In recompense for their departure, Arsenal will bank somewhere in the region of £50m. The season-ticket holders would like Wenger to have spent that money in advance on adding mature, authoritative players to his lightweight and predominantly young squad: someone to partner Thomas Vermaelen in central defence, someone to sit at the base of the midfield, and someone to score the goals that have been missing since the departure of Thierry Henry.
So far he has acquired Carl Jenkinson, a young English full-back, and three wingers: Gervinho, the Ivory Coast international, and two teenagers, the Japanese player Ryo Miyaichi and the English prodigy Alex Oxlade-Chamberlain. Total outlay: £24m. Out have gone Gaël Clichy (to Manchester City for £7m) and Denílson (on loan to São Paulo), soon to be followed by Nicklas Bendtner. "He is on his way out," Wenger confirmed. His destination? "He looks like he knows, but I don't know." No sign of the arrival of Phil Jagielka, Chris Samba, Gary Cahill, Scott Parker or Karim Benzema, the players most frequently linked with moves to the Emirates this summer.
By turns thoughtful, jocular, obdurate and mildly exasperated, Wenger dead-batted all discussion of deals yet to be concluded. "Society dies on speculation," he said in another freshly minted axiom.
There would be no deal, he said, for Juan Mata, the Valencia winger. And Jadson, Shakhtar Donetsk's Brazilian midfielder? "We are nowhere near doing that." But would he be introducing a new centre-back before the closing of the transfer window? "Yes, because Vermaelen played only five games last year."

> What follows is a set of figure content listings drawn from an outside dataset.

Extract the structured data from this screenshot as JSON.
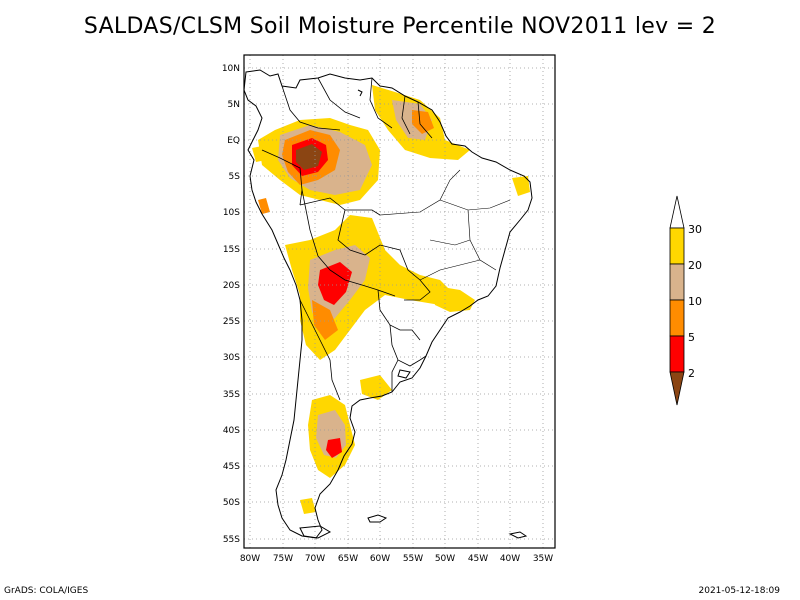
{
  "title": "SALDAS/CLSM Soil Moisture Percentile NOV2011 lev = 2",
  "footer": {
    "left": "GrADS: COLA/IGES",
    "right": "2021-05-12-18:09"
  },
  "map": {
    "lat_labels": [
      "10N",
      "5N",
      "EQ",
      "5S",
      "10S",
      "15S",
      "20S",
      "25S",
      "30S",
      "35S",
      "40S",
      "45S",
      "50S",
      "55S"
    ],
    "lon_labels": [
      "80W",
      "75W",
      "70W",
      "65W",
      "60W",
      "55W",
      "50W",
      "45W",
      "40W",
      "35W"
    ],
    "lat_range": [
      -56,
      12
    ],
    "lon_range": [
      -81,
      -33
    ],
    "gridlines": "dotted"
  },
  "legend": {
    "labels": [
      "30",
      "20",
      "10",
      "5",
      "2"
    ],
    "colors": {
      "above30": "#ffffff",
      "20to30": "#ffd700",
      "10to20": "#d9b38c",
      "5to10": "#ff8c00",
      "2to5": "#ff0000",
      "below2": "#8b4513"
    }
  },
  "colors": {
    "land": "#ffffff",
    "border": "#000000",
    "grid": "#999999"
  }
}
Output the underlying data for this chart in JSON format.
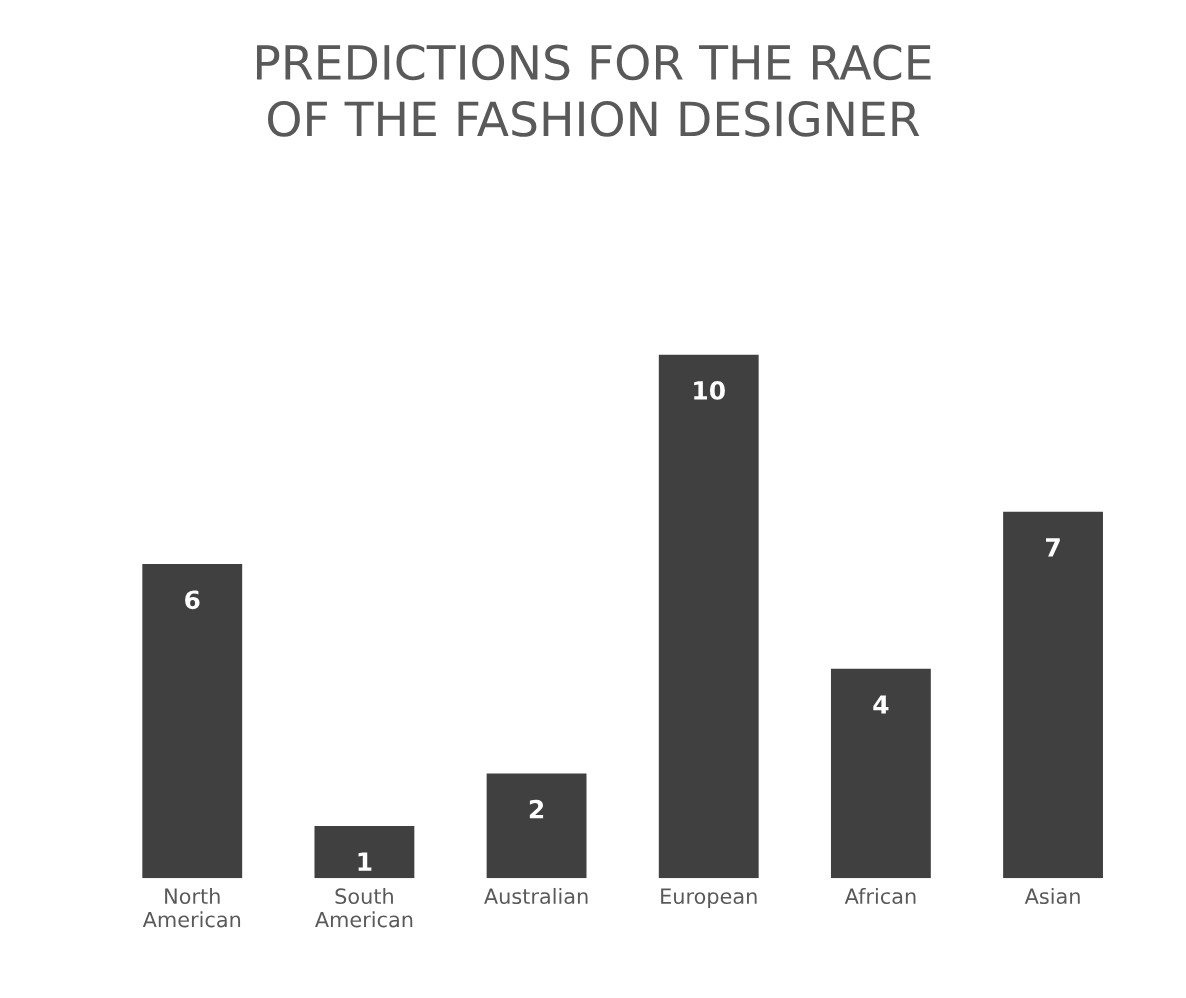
{
  "chart_data": {
    "type": "bar",
    "title": "PREDICTIONS FOR THE RACE\nOF THE FASHION DESIGNER",
    "categories": [
      "North\nAmerican",
      "South\nAmerican",
      "Australian",
      "European",
      "African",
      "Asian"
    ],
    "values": [
      6,
      1,
      2,
      10,
      4,
      7
    ],
    "color": "#404040",
    "data_labels": true,
    "grid": false,
    "legend": false
  }
}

His interrogators were more than usually aware that they were asking their questions on behalf of Arsenal's increasingly frustrated fans. Some of those supporters indulged in a little light booing of their team in the 1-1 draw against New York Red Bulls in the Emirates Cup two weeks ago, having detected, even in a pre-season friendly, signs of the mental softness they believe underlies the club's failure to win a trophy since the 2005 FA Cup.
Wenger continues to deny the existence of a flaw that was most visible in the match at St James's Park in February, when they led Newcastle 4-0 at the interval only to collapse to a 4-4 draw, and in the gift of a late winning goal to Birmingham City in the League Cup final that same month, which began the unravelling of their attempt to win four trophies.
"People forget that 4-4 is normally a good football game because you see eight goals," he said, temporarily forgetting the football manager's creed. "We had an exceptional first half, and we were only caught back when we played with 10 men [after Abou Diaby was sent off] and we conceded two penalties under very special circumstances. So on the day we were a bit unlucky and we didn't get any credit for that performance in the first half, maybe our best of the season."
This seemed a strange and unconvincing litany of excuses from a man who once said: "A great player is one who makes his team win. Anything else is just talk." But Wenger has earned the right to do things his way for at least one more season, even though his latest choice of captain – Robin van Persie – looks no more likely than Henry, William Gallas and Fábregas to fit the mould of Patrick Vieira, Arsenal's last trophy-winning leader, a focal point of resistance when the going got tough. "You always hear that," Wenger said. "But I think what would be very nice is to have 11 leaders. Football is not about one magical man who can make miracles."
The season's target, he said, is qualification for the Champions League, for the 14th year in a row. "We may not have won a trophy but we have been consistently in the top four. You will see one day that it is not as easy as it looks."